Exploring experimental approaches to mapping a set of personal landmarks that is not their own, Grady Gerbracht and Claudia Vieira allowed themselves to be directed to locations throughout Kyoto chosen by residents. A camera and special microphones were mounted on a bicycle to record the performance of daily journeys, one for each day in the month of June. In the video loop, a white line dominates the large projection, drawing in time and space with linear segments borrowed from the streets of Kyoto. Perpetual forward movement animates the line, constructing a topology that overlaps the urban experiences of the artists with those of the residents.

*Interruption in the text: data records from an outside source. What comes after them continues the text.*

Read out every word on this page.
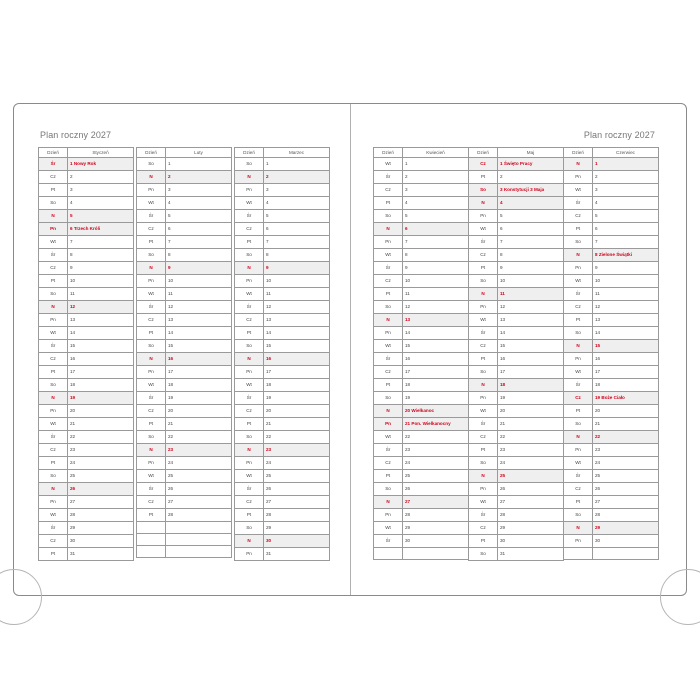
Plan roczny 2027	Plan roczny 2027
Dzień	Styczeń
Śr	1 Nowy Rok
Cz	2
Pt	3
So	4
N	5
Pn	6 Trzech Króli
Wt	7
Śr	8
Cz	9
Pt	10
So	11
N	12
Pn	13
Wt	14
Śr	15
Cz	16
Pt	17
So	18
N	19
Pn	20
Wt	21
Śr	22
Cz	23
Pt	24
So	25
N	26
Pn	27
Wt	28
Śr	29
Cz	30
Pt	31
Dzień	Luty
So	1
N	2
Pn	3
Wt	4
Śr	5
Cz	6
Pt	7
So	8
N	9
Pn	10
Wt	11
Śr	12
Cz	13
Pt	14
So	15
N	16
Pn	17
Wt	18
Śr	19
Cz	20
Pt	21
So	22
N	23
Pn	24
Wt	25
Śr	26
Cz	27
Pt	28

Dzień	Marzec
So	1
N	2
Pn	3
Wt	4
Śr	5
Cz	6
Pt	7
So	8
N	9
Pn	10
Wt	11
Śr	12
Cz	13
Pt	14
So	15
N	16
Pn	17
Wt	18
Śr	19
Cz	20
Pt	21
So	22
N	23
Pn	24
Wt	25
Śr	26
Cz	27
Pt	28
So	29
N	30
Pn	31
Dzień	Kwiecień
Wt	1
Śr	2
Cz	3
Pt	4
So	5
N	6
Pn	7
Wt	8
Śr	9
Cz	10
Pt	11
So	12
N	13
Pn	14
Wt	15
Śr	16
Cz	17
Pt	18
So	19
N	20 Wielkanoc
Pn	21 Pon. Wielkanocny
Wt	22
Śr	23
Cz	24
Pt	25
So	26
N	27
Pn	28
Wt	29
Śr	30

Dzień	Maj
Cz	1 Święto Pracy
Pt	2
So	3 Konstytucji 3 Maja
N	4
Pn	5
Wt	6
Śr	7
Cz	8
Pt	9
So	10
N	11
Pn	12
Wt	13
Śr	14
Cz	15
Pt	16
So	17
N	18
Pn	19
Wt	20
Śr	21
Cz	22
Pt	23
So	24
N	25
Pn	26
Wt	27
Śr	28
Cz	29
Pt	30
So	31
Dzień	Czerwiec
N	1
Pn	2
Wt	3
Śr	4
Cz	5
Pt	6
So	7
N	8 Zielone Świątki
Pn	9
Wt	10
Śr	11
Cz	12
Pt	13
So	14
N	15
Pn	16
Wt	17
Śr	18
Cz	19 Boże Ciało
Pt	20
So	21
N	22
Pn	23
Wt	24
Śr	25
Cz	26
Pt	27
So	28
N	29
Pn	30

It is a liminal map that traces the topography of the city, passing through a variety of geographical locations, times of day, and ambient conditions, always en route from one place to another. underLINE is a spatial record of time passing, a metaphor linking the intersections of collective experience. Originally conceived as a multimedia installation for the Kyoto Art Center, the project has been subsequently re-presented in various forms such as large scale public projecion (Galeria Vermelho 2006), and as a video short traveling to various international festivals (Parakeet Video Salon 2005, Pineapple Videobar Screening Tour 2005 - 2006). Whenever possible the artists accompany the video with a presentation of thirty maps that show the locations the Kyoto residents selected and explain their choices in English and Japanese either traditionally mounted on the walls of the exhibition venue or as a large cartographical book that viewers can flip through.